The constancy in quality and organoleptic characteristics is a very important factor for the market success of industrial food products.
Water is not only H2O, but also a very complex mix of micro ingredients, mainly natural salts, but also disinfectants (as chlorine) or polluting agents, sometimes dangerous for human health. Water changes from country to country, it is different from mountain to the plain, from the north to the south.
Anyway, just only chlorine and variable salt content affect the water quality and its organoleptic characteristic.Therefore, in a standardised industrial production the quality control must include also water.
Reverse Osmosys (RO) membranes (born in the 50ies during Korean war to help American soldiers to purify the terrific jungle water) has been the first industrial approach in this sense; but, just because RO systems removes around 95% of total dissolved salts, the taste of water is somewhat poor.
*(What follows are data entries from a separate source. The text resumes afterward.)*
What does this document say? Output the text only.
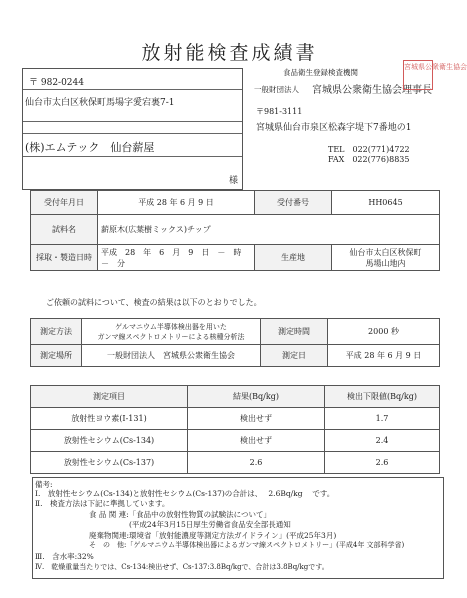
放射能検査成績書
〒 982-0244
仙台市太白区秋保町馬場字愛宕裏7-1
(株)エムテック　仙台薪屋
様
食品衛生登録検査機関
一般財団法人 宮城県公衆衛生協会理事長
宮城県公衆衛生協会
〒981-3111
宮城県仙台市泉区松森字堤下7番地の1
TEL　022(771)4722
FAX　022(776)8835
受付年月日	平成 28 年 6 月 9 日	受付番号	HH0645
試料名	薪原木(広葉樹ミックス)チップ		
採取・製造日時	平成　28　年　6　月　9　日　－　時　－　分	生産地	仙台市太白区秋保町
馬場山地内
ご依頼の試料について、検査の結果は以下のとおりでした。
測定方法	ゲルマニウム半導体検出器を用いた
ガンマ線スペクトロメトリーによる核種分析法	測定時間	2000 秒
測定場所	一般財団法人　宮城県公衆衛生協会	測定日	平成 28 年 6 月 9 日
測定項目	結果(Bq/kg)	検出下限値(Bq/kg)
放射性ヨウ素(I-131)	検出せず	1.7
放射性セシウム(Cs-134)	検出せず	2.4
放射性セシウム(Cs-137)	2.6	2.6
備考:
Ⅰ.　放射性セシウム(Cs-134)と放射性セシウム(Cs-137)の合計は、　 2.6Bq/kg　 です。
Ⅱ.　検査方法は下記に準拠しています。
食 品 関 連:「食品中の放射性物質の試験法について」
(平成24年3月15日厚生労働省食品安全部長通知
廃棄物関連:環境省「放射能濃度等測定方法ガイドライン」(平成25年3月)
そ　の　他:「ゲルマニウム半導体検出器によるガンマ線スペクトロメトリー」(平成4年 文部科学省)
Ⅲ.　含水率:32%
Ⅳ.　乾燥重量当たりでは、Cs-134:検出せず、Cs-137:3.8Bq/kgで、合計は3.8Bq/kgです。
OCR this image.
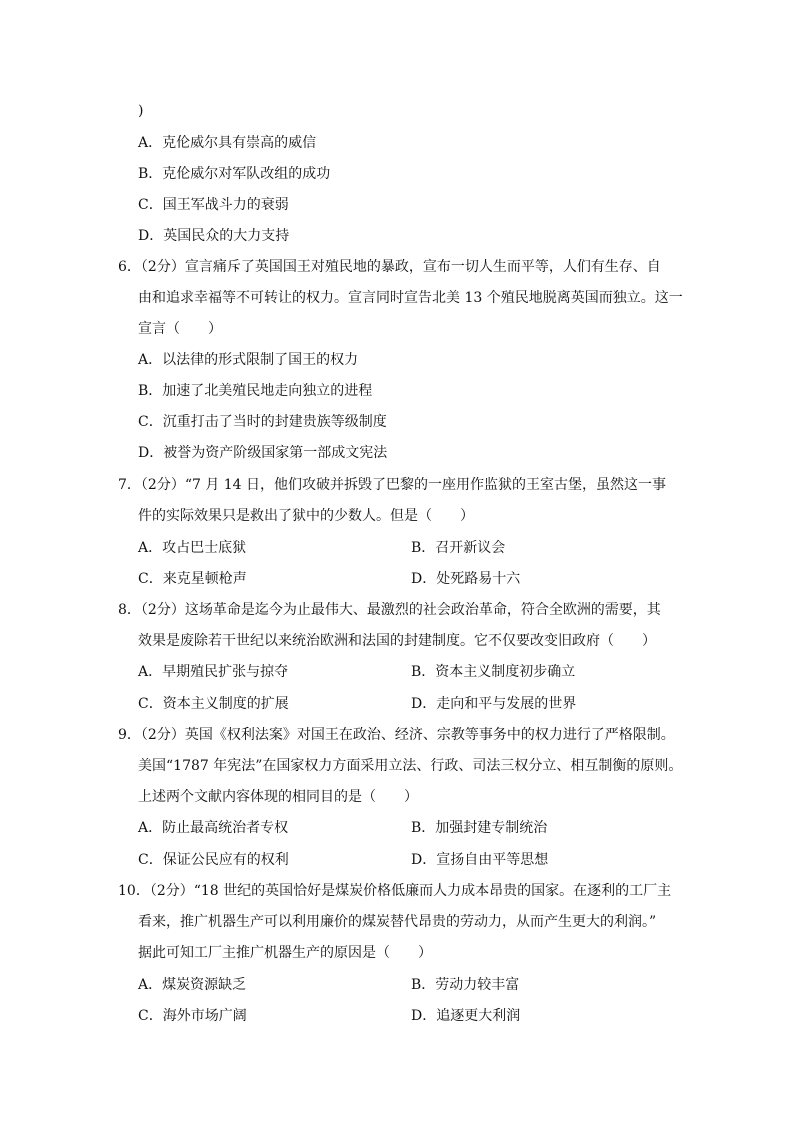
)
A．克伦威尔具有崇高的威信
B．克伦威尔对军队改组的成功
C．国王军战斗力的衰弱
D．英国民众的大力支持
6．（2分）宣言痛斥了英国国王对殖民地的暴政，宣布一切人生而平等，人们有生存、自
由和追求幸福等不可转让的权力。宣言同时宣告北美 13 个殖民地脱离英国而独立。这一
宣言（　　）
A．以法律的形式限制了国王的权力
B．加速了北美殖民地走向独立的进程
C．沉重打击了当时的封建贵族等级制度
D．被誉为资产阶级国家第一部成文宪法
7．（2分）“7 月 14 日，他们攻破并拆毁了巴黎的一座用作监狱的王室古堡，虽然这一事
件的实际效果只是救出了狱中的少数人。但是（　　）
A．攻占巴士底狱	B．召开新议会
C．来克星顿枪声	D．处死路易十六
8．（2分）这场革命是迄今为止最伟大、最激烈的社会政治革命，符合全欧洲的需要，其
效果是废除若干世纪以来统治欧洲和法国的封建制度。它不仅要改变旧政府（　　）
A．早期殖民扩张与掠夺	B．资本主义制度初步确立
C．资本主义制度的扩展	D．走向和平与发展的世界
9．（2分）英国《权利法案》对国王在政治、经济、宗教等事务中的权力进行了严格限制。
美国“1787 年宪法”在国家权力方面采用立法、行政、司法三权分立、相互制衡的原则。
上述两个文献内容体现的相同目的是（　　）
A．防止最高统治者专权	B．加强封建专制统治
C．保证公民应有的权利	D．宣扬自由平等思想
10．（2分）“18 世纪的英国恰好是煤炭价格低廉而人力成本昂贵的国家。在逐利的工厂主
看来，推广机器生产可以利用廉价的煤炭替代昂贵的劳动力，从而产生更大的利润。”
据此可知工厂主推广机器生产的原因是（　　）
A．煤炭资源缺乏	B．劳动力较丰富
C．海外市场广阔	D．追逐更大利润
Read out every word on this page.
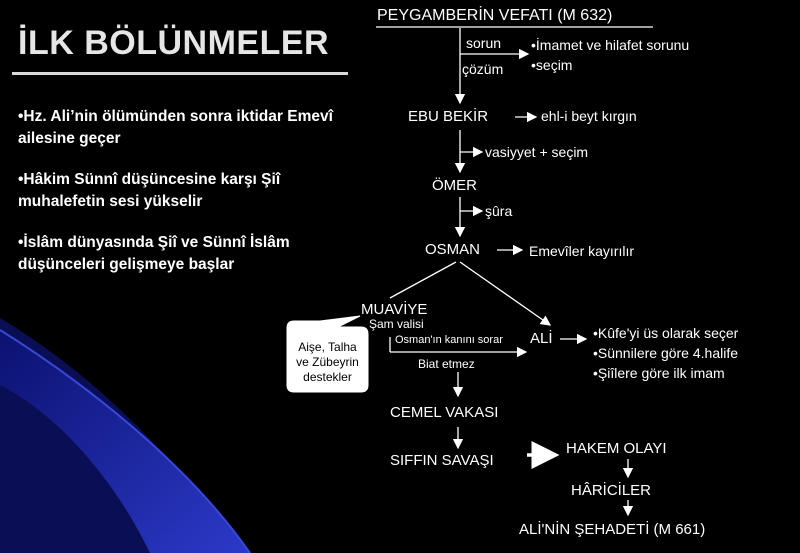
İLK BÖLÜNMELER

•Hz. Ali’nin ölümünden sonra iktidar Emevî ailesine geçer

•Hâkim Sünnî düşüncesine karşı Şiî muhalefetin sesi yükselir

•İslâm dünyasında Şiî ve Sünnî İslâm düşünceleri gelişmeye başlar

PEYGAMBERİN VEFATI (M 632)
sorun
çözüm
•İmamet ve hilafet sorunu
•seçim
EBU BEKİR	ehl-i beyt kırgın
vasiyyet + seçim
ÖMER
şûra
OSMAN	Emevîler kayırılır
MUAVİYE
Şam valisi
Osman'ın kanını sorar ALİ	•Kûfe'yi üs olarak seçer
•Sünnilere göre 4.halife
•Şiîlere göre ilk imam
Biat etmez
Aişe, Talha
ve Zübeyrin
destekler
CEMEL VAKASI
SIFFIN SAVAŞI
HAKEM OLAYI
HÂRİCİLER
ALİ'NİN ŞEHADETİ (M 661)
In the last decade new micro- and ultra-filtration technics have been developed, also for removing heavy metals from drinking water (Chang Q. et al. and Derylo-Marczewska et al.); one important component of such filters is the carbon-block (CB), extruded or synterised active carbon mixed with a plastic polymer under the action of a catalyser (Hines D. et al.); the shape is a hollow cylinder and the permeation of water is from outside to inside, through the cylinder walls.
The porosity and the control of pore structure of the walls (or degree of filtration) condition the performance of the filter (Kyotani T.).
The aim of this research is to identify a suitable and reliable analytical method in order to compare Think Water’s carbonblocks to other present on the market, and to manage production process parameters.